Bruce
February 4, 2016
This month our challenge on Tiny Challenges is to listen to music that takes you back in time and write about the memories.
The challenge goes back to an exchange that Jaimee and I had last year online. She wrote a music memory in January and I told her that I find music opens up wormholes in time that I slip through back to very vivid memories in the past and I pointed her to my blog post called "Wormholes".
This led to her spending last February exploring her own musical wormholes - I love when the internet works this way - we bounce ideas off each other and we end up someplace neither of us anticipated.
Today, I want to share the Wormholes post from my "Dear Elena" blog. I collected the first one hundred posts into a book you can get from the iBookstore.
You can follow along musically today with Bruce Springsteen's Born to Run. This was originally posted nearly ten years ago. Layers on layers.
Four words and piano line takes me back thirty years and thirty-two miles south and west.
It's summer, 'cause it's always summer when Springsteen is singing. Kid Leo's gravelly voice announcing that "it's a baker's dozen past two" as he talks over the harmonica anthem that starts off Thunder Road. The Kid knows the intro as well as we do, if not better. He sits miles away from us and yet he's with us. The digital clock in front of him counts off the time of the intro as he reaches through the speakers and pushes us out the door. At fourteen seconds in he says "here's the boss on MMS" and Bruce sings those four words.
"The screen door slams."
Time is fuzzy lately. I'm living somewhere between dog years, human years, and some sort of quantum time thing that I can't put my finger on. A song on the radio or a voice on the phone can transport me back as if no time has passed. I'm older than I ever thought I'd be. Not that I thought I'd die young - who does. Just that I never stopped to think of myself sitting here at almost a baker's dozen before sixty.
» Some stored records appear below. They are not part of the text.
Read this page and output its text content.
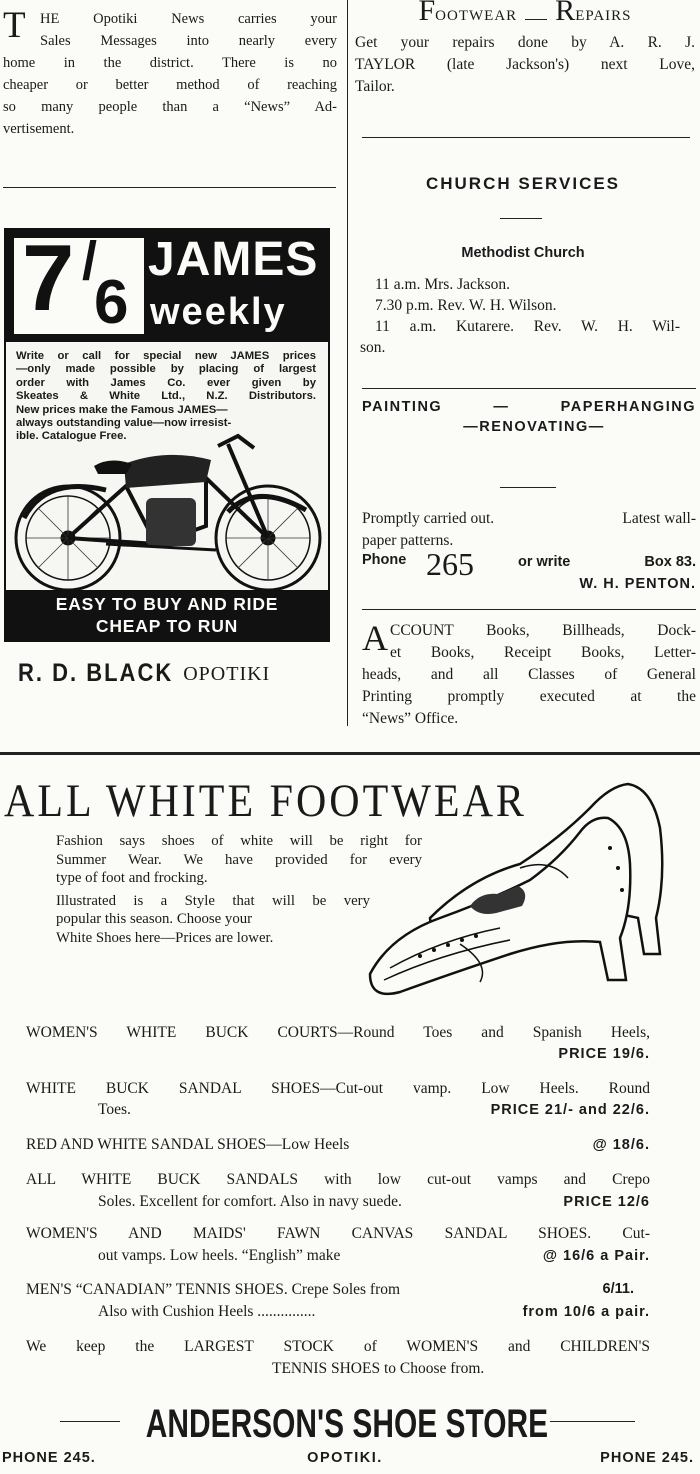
T HE Opotiki News carries your
Sales Messages into nearly every
home in the district. There is no
cheaper or better method of reaching
so many people than a “News” Ad-
vertisement.
7 /
6
JAMES
weekly
Write or call for special new JAMES prices
—only made possible by placing of largest
order with James Co. ever given by
Skeates & White Ltd., N.Z. Distributors.
New prices make the Famous JAMES—
always outstanding value—now irresist-
ible. Catalogue Free.
EASY TO BUY AND RIDE
CHEAP TO RUN
R. D. BLACK OPOTIKI
FOOTWEAR REPAIRS
Get your repairs done by A. R. J.
TAYLOR (late Jackson's) next Love,
Tailor.
CHURCH SERVICES
Methodist Church
11 a.m. Mrs. Jackson.
7.30 p.m. Rev. W. H. Wilson.
11 a.m. Kutarere. Rev. W. H. Wil-
son.
PAINTING	—	PAPERHANGING
—RENOVATING—
Promptly carried out.	Latest wall-
paper patterns.
Phone 265	or write	Box 83.
W. H. PENTON.
A CCOUNT Books, Billheads, Dock-
et Books, Receipt Books, Letter-
heads, and all Classes of General
Printing promptly executed at the
“News” Office.
ALL WHITE FOOTWEAR
Fashion says shoes of white will be right for
Summer Wear. We have provided for every
type of foot and frocking.
Illustrated is a Style that will be very
popular this season. Choose your
White Shoes here—Prices are lower.
WOMEN'S WHITE BUCK COURTS—Round Toes and Spanish Heels,
PRICE 19/6.
WHITE BUCK SANDAL SHOES—Cut-out vamp. Low Heels. Round
Toes.	PRICE 21/- and 22/6.
RED AND WHITE SANDAL SHOES—Low Heels	@ 18/6.
ALL WHITE BUCK SANDALS with low cut-out vamps and Crepo
Soles. Excellent for comfort. Also in navy suede.	PRICE 12/6
WOMEN'S AND MAIDS' FAWN CANVAS SANDAL SHOES. Cut-
out vamps. Low heels. “English” make	@ 16/6 a Pair.
MEN'S “CANADIAN” TENNIS SHOES. Crepe Soles from	6/11.
Also with Cushion Heels ...............	from 10/6 a pair.
We keep the LARGEST STOCK of WOMEN'S and CHILDREN'S
TENNIS SHOES to Choose from.
ANDERSON'S SHOE STORE
PHONE 245.	OPOTIKI.	PHONE 245.
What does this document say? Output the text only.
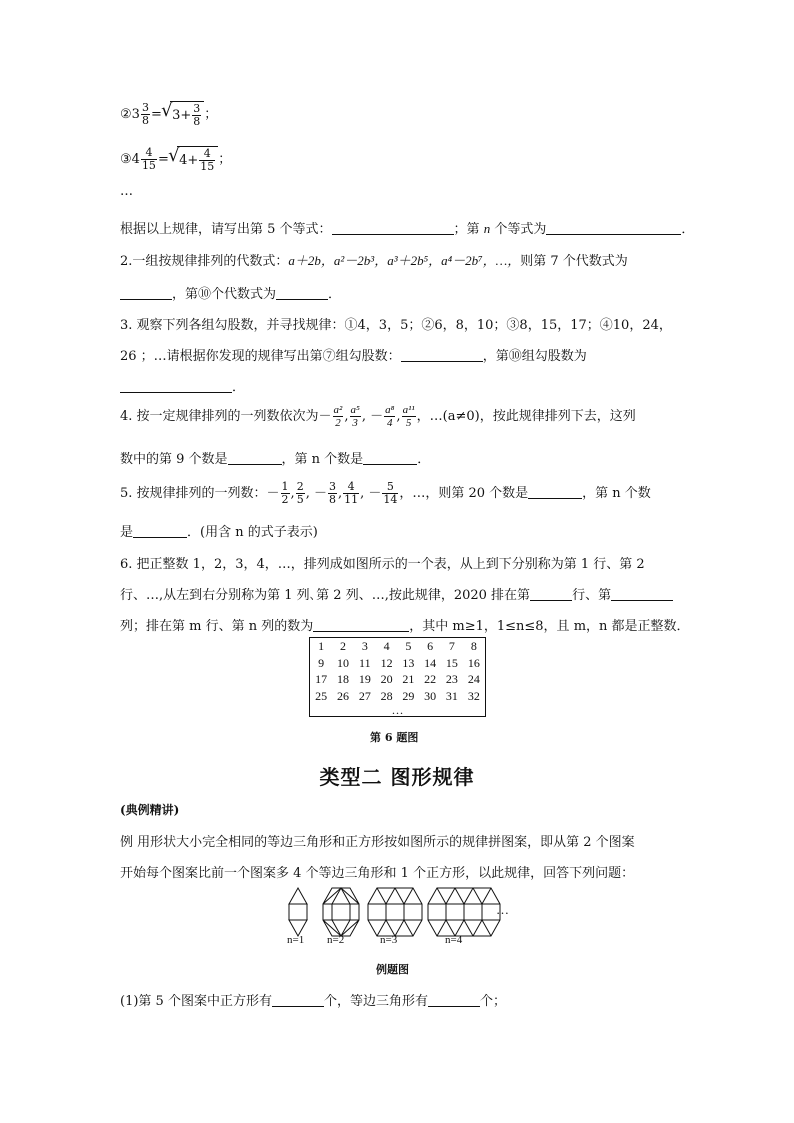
②3 $\frac{3}{8}$ = √ $3+ \frac{3}{8}$ ；
③4 $\frac{4}{15}$ = √ $4+ \frac{4}{15}$ ；
…
根据以上规律，请写出第 5 个等式：	；第 n 个等式为	．
2.一组按规律排列的代数式：a＋2b，a²－2b³，a³＋2b⁵，a⁴－2b⁷，…，则第 7 个代数式为
，第⑩个代数式为	．
3. 观察下列各组勾股数，并寻找规律：①4，3，5；②6，8，10；③8，15，17；④10，24，
26 ；…请根据你发现的规律写出第⑦组勾股数：	，第⑩组勾股数为
．
4. 按一定规律排列的一列数依次为－ $\frac{\text{a²}}{2}$ , $\frac{\text{a⁵}}{3}$ , － $\frac{\text{a⁸}}{4}$ , $\frac{\text{a¹¹}}{5}$ ，…(a≠0)，按此规律排列下去，这列
数中的第 9 个数是	，第 n 个数是	．
5. 按规律排列的一列数：－ $\frac{1}{2}$ , $\frac{2}{5}$ , － $\frac{3}{8}$ , $\frac{4}{11}$ , － $\frac{5}{14}$ ，…，则第 20 个数是	，第 n 个数
是	．(用含 n 的式子表示)
6. 把正整数 1，2，3，4，…，排列成如图所示的一个表，从上到下分别称为第 1 行、第 2
行、…,从左到右分别称为第 1 列､第 2 列、…,按此规律，2020 排在第	行、第
列；排在第 m 行、第 n 列的数为	，其中 m≥1，1≤n≤8，且 m，n 都是正整数．
1	2	3	4	5	6	7	8
9	10	11	12	13	14	15	16
17	18	19	20	21	22	23	24
25	26	27	28	29	30	31	32
…							
第 6 题图
类型二 图形规律
(典例精讲)
例 用形状大小完全相同的等边三角形和正方形按如图所示的规律拼图案，即从第 2 个图案
开始每个图案比前一个图案多 4 个等边三角形和 1 个正方形，以此规律，回答下列问题：
…
n=1 n=2	n=3	n=4
例题图
(1)第 5 个图案中正方形有	个，等边三角形有	个；
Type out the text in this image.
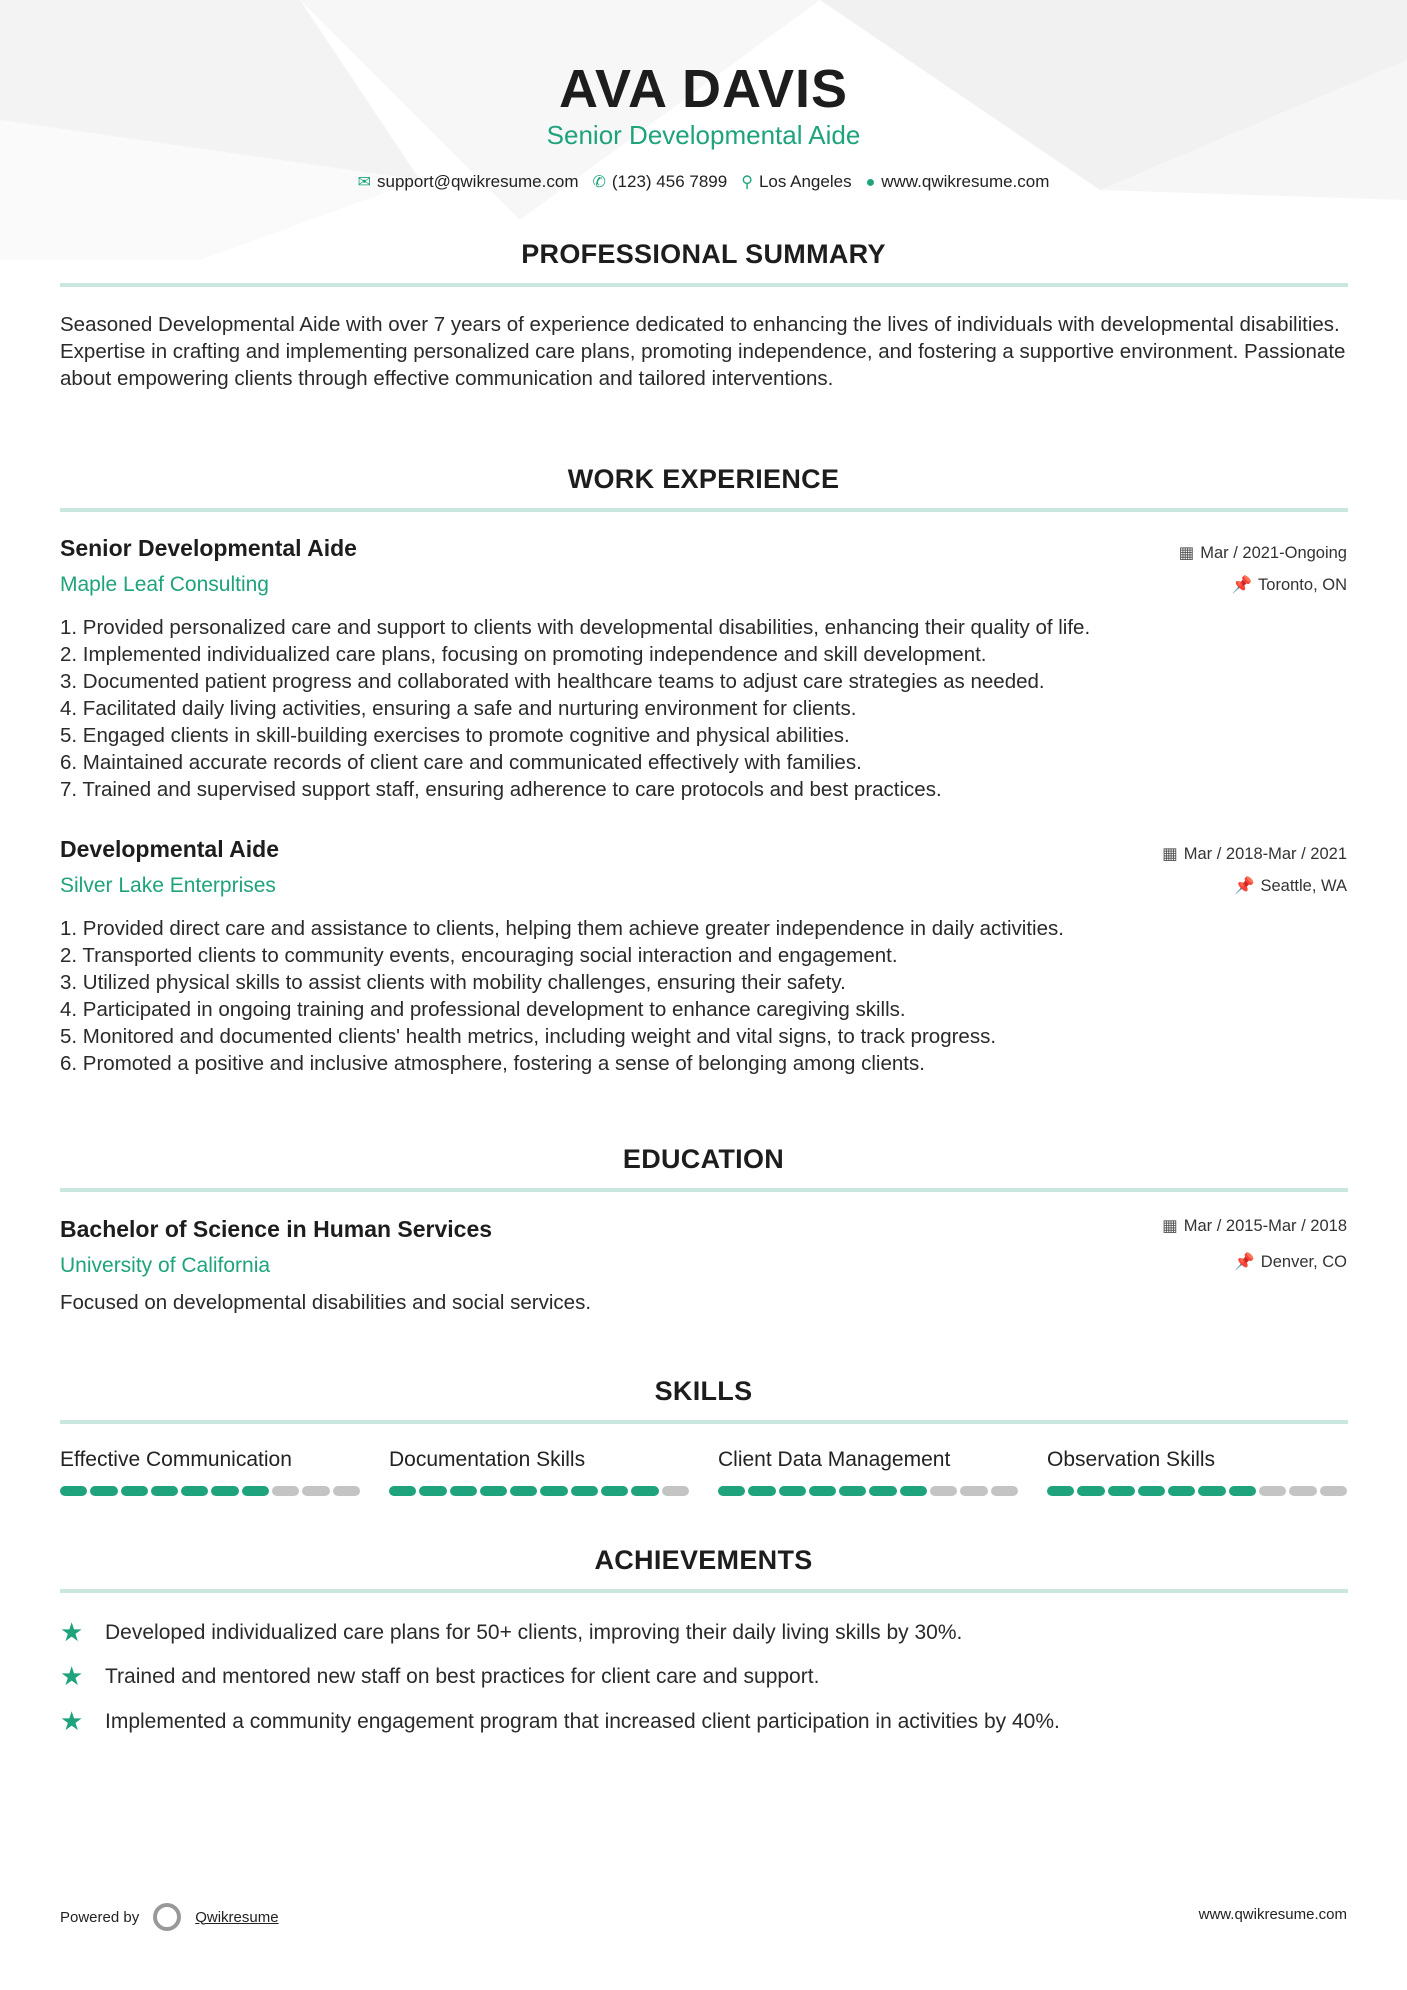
AVA DAVIS
Senior Developmental Aide
✉ support@qwikresume.com ✆ (123) 456 7899 ⚲ Los Angeles ● www.qwikresume.com
PROFESSIONAL SUMMARY
Seasoned Developmental Aide with over 7 years of experience dedicated to enhancing the lives of individuals with developmental disabilities. Expertise in crafting and implementing personalized care plans, promoting independence, and fostering a supportive environment. Passionate about empowering clients through effective communication and tailored interventions.
WORK EXPERIENCE
Senior Developmental Aide
Maple Leaf Consulting
▦ Mar / 2021-Ongoing
📌 Toronto, ON
1. Provided personalized care and support to clients with developmental disabilities, enhancing their quality of life.
2. Implemented individualized care plans, focusing on promoting independence and skill development.
3. Documented patient progress and collaborated with healthcare teams to adjust care strategies as needed.
4. Facilitated daily living activities, ensuring a safe and nurturing environment for clients.
5. Engaged clients in skill-building exercises to promote cognitive and physical abilities.
6. Maintained accurate records of client care and communicated effectively with families.
7. Trained and supervised support staff, ensuring adherence to care protocols and best practices.
Developmental Aide
Silver Lake Enterprises
▦ Mar / 2018-Mar / 2021
📌 Seattle, WA
1. Provided direct care and assistance to clients, helping them achieve greater independence in daily activities.
2. Transported clients to community events, encouraging social interaction and engagement.
3. Utilized physical skills to assist clients with mobility challenges, ensuring their safety.
4. Participated in ongoing training and professional development to enhance caregiving skills.
5. Monitored and documented clients' health metrics, including weight and vital signs, to track progress.
6. Promoted a positive and inclusive atmosphere, fostering a sense of belonging among clients.
EDUCATION
Bachelor of Science in Human Services
University of California
▦ Mar / 2015-Mar / 2018
📌 Denver, CO
Focused on developmental disabilities and social services.
SKILLS
Effective Communication	Documentation Skills	Client Data Management	Observation Skills
ACHIEVEMENTS
★	Developed individualized care plans for 50+ clients, improving their daily living skills by 30%.
★	Trained and mentored new staff on best practices for client care and support.
★	Implemented a community engagement program that increased client participation in activities by 40%.
Powered by	Qwikresume	www.qwikresume.com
"Like a vision she dances across the porch as the radio plays."
The phone rings and it's Loren. I haven't heard his voice in twenty-five years and yet it is as if no time has passed. A deep connection from so many years ago, picked up in a matter of seconds right where we left off. We're different people than we were then and yet this friendship continued without us noticing.
"So you're scared and you're thinking that maybe we ain't that young anymore."
These songs are like wormholes that we can slip through to those other places and times we were listening to the same song. It's my parents' Buick Station wagon, metalic green, listening to Ted "the Bear" Richards on the Big Eight from Windsor Ontario. Farmer Jack Savings time.
It's Steve's Gold Duster with the eight-track tape player. Bump the button and we switch tracks. It's the driving guitar intro to Born to Run. From time to time a lyric jumps out and whacks us on the back of the head insisting that we sing along.
"The highway's jammed with broken heroes on a last chance power drive."
On the eight track or on Fridays on the radio. Cranked up loud. Back when a weekend meant something. Fridays afternoons just before six o'clock when Kid Leo would get the weekend going with Born to Run
"Everybody's out on the run tonight but there's no place left to hide."
Through two wormholes at once to seeing Bruce on stage separated by twenty some years. As Clarence plays a sax solo and Bruce stands by entranced - we follow his gaze. It's an inter-racial love affair that's all about the music.
The song comes to an end and I'm transported back to the present. Not jolted but like the slow braking and clicking at the end of a roller coaster ride. I'm back in my room. Back where the ride began. The safety bar releases and I feel my legs back under me as I stand. A glance at the clock and it is indeed a baker's dozen past the hour. I've got time to take one more spin around the track. I hit play again and close my eyes.
"Princess cards she sends me with her regards,"
Bruce sings of one love. I think of another.